On Thu, Apr 9, 2015 at 11:01 AM, Alia Atlas <akatlas@gmail.com<mailto:akatlas@gmail.com>> wrote:
On Thu, Apr 9, 2015 at 1:50 PM, Erik Nordmark <nordmark@acm.org<mailto:nordmark@acm.org>> wrote:
On 4/8/15 7:20 PM, Xuxiaohu wrote:
Hi Erik,
But I couldn't tell from the emails on the BIER list whether the constraints on the first nibble value is a strict requirement in all cases, or whether it is conditional on something (and if so, what is the condition).
The conditions that I have thought of include: 1) the encapsulation is sensitive to packet misordering; 2) the encapsulation may be transported over an MPLS PSN; 3) LSRs within that MPLS PSN may use the contents of the MPLS payload to select the ECMP path.
Those are conditions when the misordering would happen. But are you saying that any LSR is free to use the MPLS payload (including looking for 4 and 6 in the first nibble) to determine whether the packet is IPv4 and IPv6 and use what it thinks are IPv4 and IPv6 fields for ECMP purposes?

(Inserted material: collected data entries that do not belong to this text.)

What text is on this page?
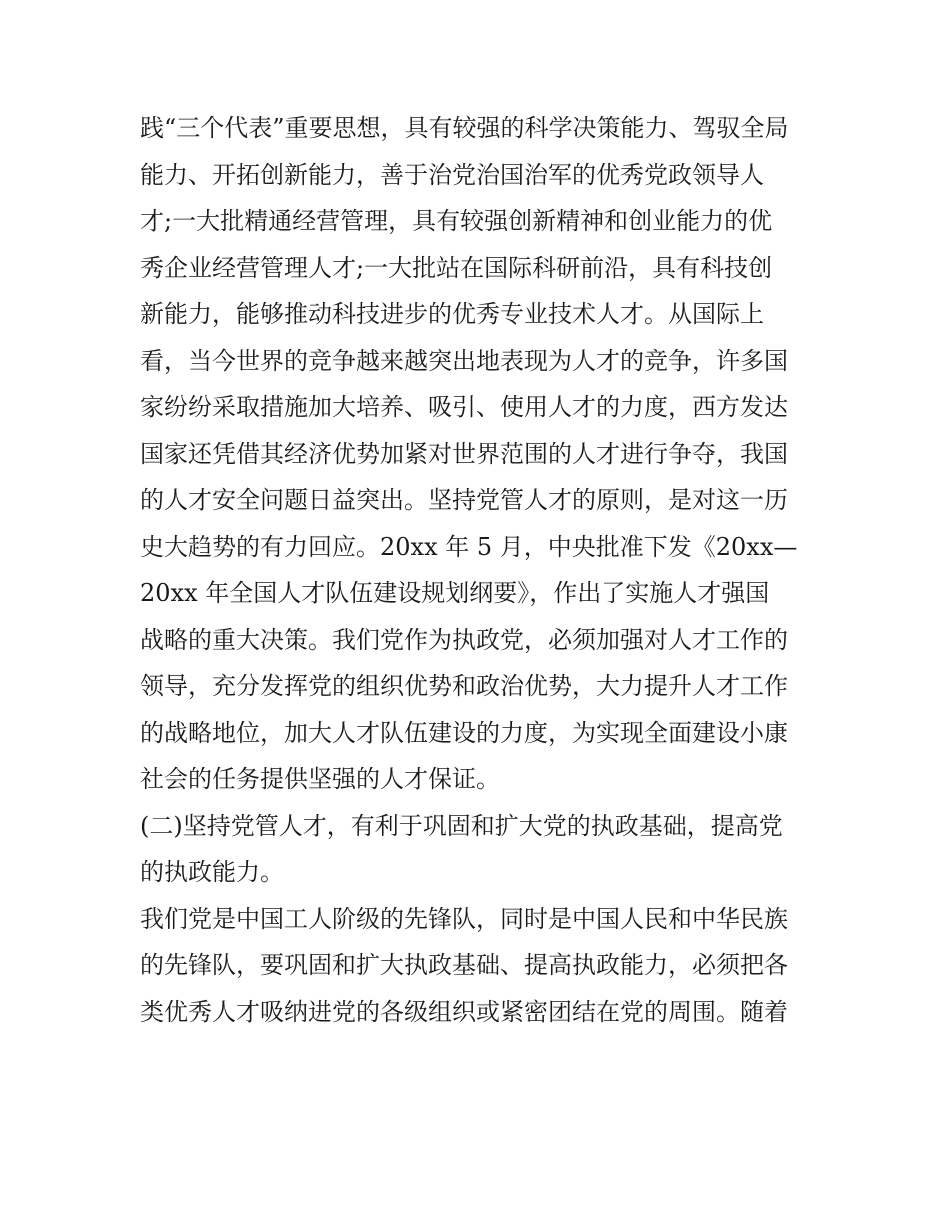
践“三个代表”重要思想，具有较强的科学决策能力、驾驭全局
能力、开拓创新能力，善于治党治国治军的优秀党政领导人
才;一大批精通经营管理，具有较强创新精神和创业能力的优
秀企业经营管理人才;一大批站在国际科研前沿，具有科技创
新能力，能够推动科技进步的优秀专业技术人才。从国际上
看，当今世界的竞争越来越突出地表现为人才的竞争，许多国
家纷纷采取措施加大培养、吸引、使用人才的力度，西方发达
国家还凭借其经济优势加紧对世界范围的人才进行争夺，我国
的人才安全问题日益突出。坚持党管人才的原则，是对这一历
史大趋势的有力回应。20xx 年 5 月，中央批准下发《20xx—
20xx 年全国人才队伍建设规划纲要》，作出了实施人才强国
战略的重大决策。我们党作为执政党，必须加强对人才工作的
领导，充分发挥党的组织优势和政治优势，大力提升人才工作
的战略地位，加大人才队伍建设的力度，为实现全面建设小康
社会的任务提供坚强的人才保证。
(二)坚持党管人才，有利于巩固和扩大党的执政基础，提高党
的执政能力。
我们党是中国工人阶级的先锋队，同时是中国人民和中华民族
的先锋队，要巩固和扩大执政基础、提高执政能力，必须把各
类优秀人才吸纳进党的各级组织或紧密团结在党的周围。随着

Take a quick look at RFC 4385 - which is the control word for pseudo-wires.
The short form is that a number of routers at the time peeked beneath the label stack to figure out whether what was inside as IPv4 or IPv6 based solely upon the first nibble.  A recommendation was made that the checksum should also be verified, but the only equipment that I'm certain of that did that isn't around anymore.

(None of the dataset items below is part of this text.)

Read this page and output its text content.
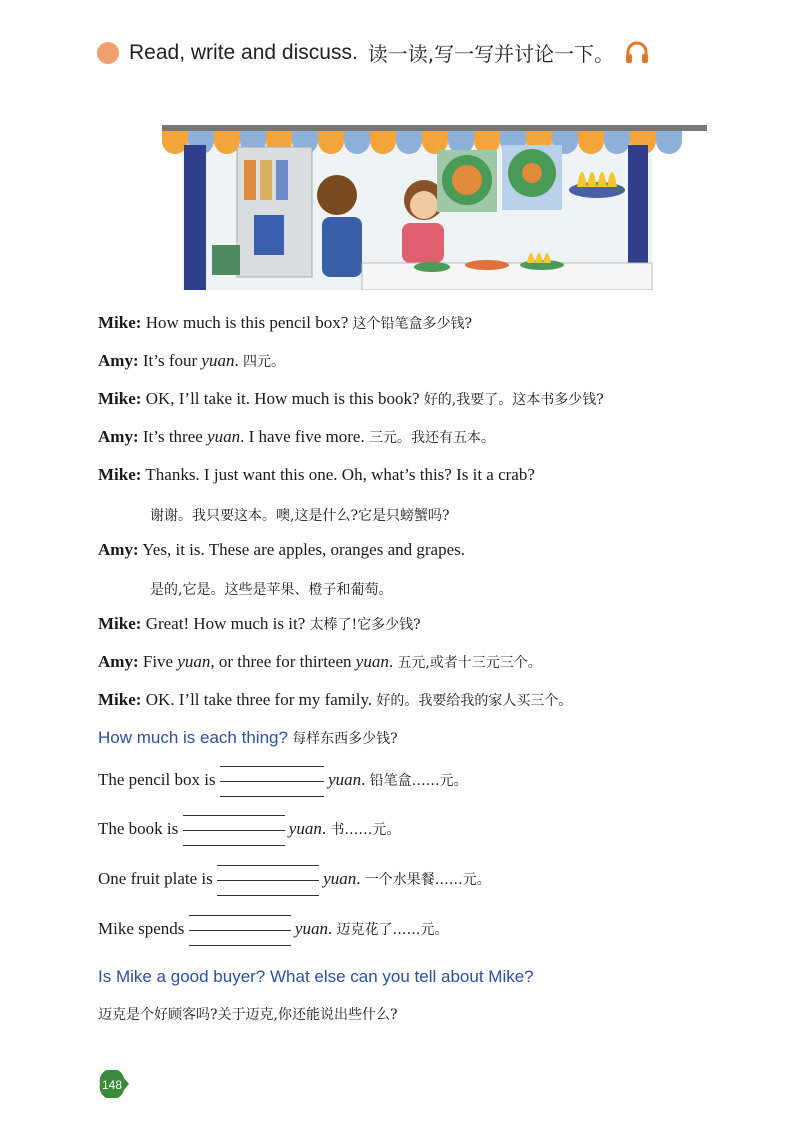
Read, write and discuss. 读一读,写一写并讨论一下。
Mike: How much is this pencil box? 这个铅笔盒多少钱?
Amy: It’s four yuan. 四元。
Mike: OK, I’ll take it. How much is this book? 好的,我要了。这本书多少钱?
Amy: It’s three yuan. I have five more. 三元。我还有五本。
Mike: Thanks. I just want this one. Oh, what’s this? Is it a crab?
谢谢。我只要这本。噢,这是什么?它是只螃蟹吗?
Amy: Yes, it is. These are apples, oranges and grapes.
是的,它是。这些是苹果、橙子和葡萄。
Mike: Great! How much is it? 太棒了!它多少钱?
Amy: Five yuan, or three for thirteen yuan. 五元,或者十三元三个。
Mike: OK. I’ll take three for my family. 好的。我要给我的家人买三个。
How much is each thing? 每样东西多少钱?
The pencil box is	yuan. 铅笔盒……元。
The book is	yuan. 书……元。
One fruit plate is	yuan. 一个水果餐……元。
Mike spends	yuan. 迈克花了……元。
Is Mike a good buyer? What else can you tell about Mike?
迈克是个好顾客吗?关于迈克,你还能说出些什么?
148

Also look at Section 2.4 of RFC 7325.

Alia


Thanks,
   Erik

Best regards,
Xiaohu
Once I know that answer we can definitely add some text pointing out the issue.

Thanks,
     Erik
Best regards,
Xiaohu
-----Original Message-----
From: Erik Nordmark [mailto:nordmark@sonic.net<mailto:nordmark@sonic.net>]
Sent: 2015年3月26日 5:01
To: nvo3@ietf.org<mailto:nvo3@ietf.org>
Subject: [nvo3] Encapsulation considerations


I presented part of this at the most recent NVO3 interim meeting.The
full
12
areas of considerations where presented at RTGWG earlier this week.
    The draft is
      http://datatracker.ietf.org/doc/draft-rtg-dt-encap/
    and the slides are at
     http://www.ietf.org/proceedings/92/slides/slides-92-rtgwg-8.pdf

There is probably additional things in there to consider for NVO3,
and
advice
that can be reused to make it easier to move NVO3 forward.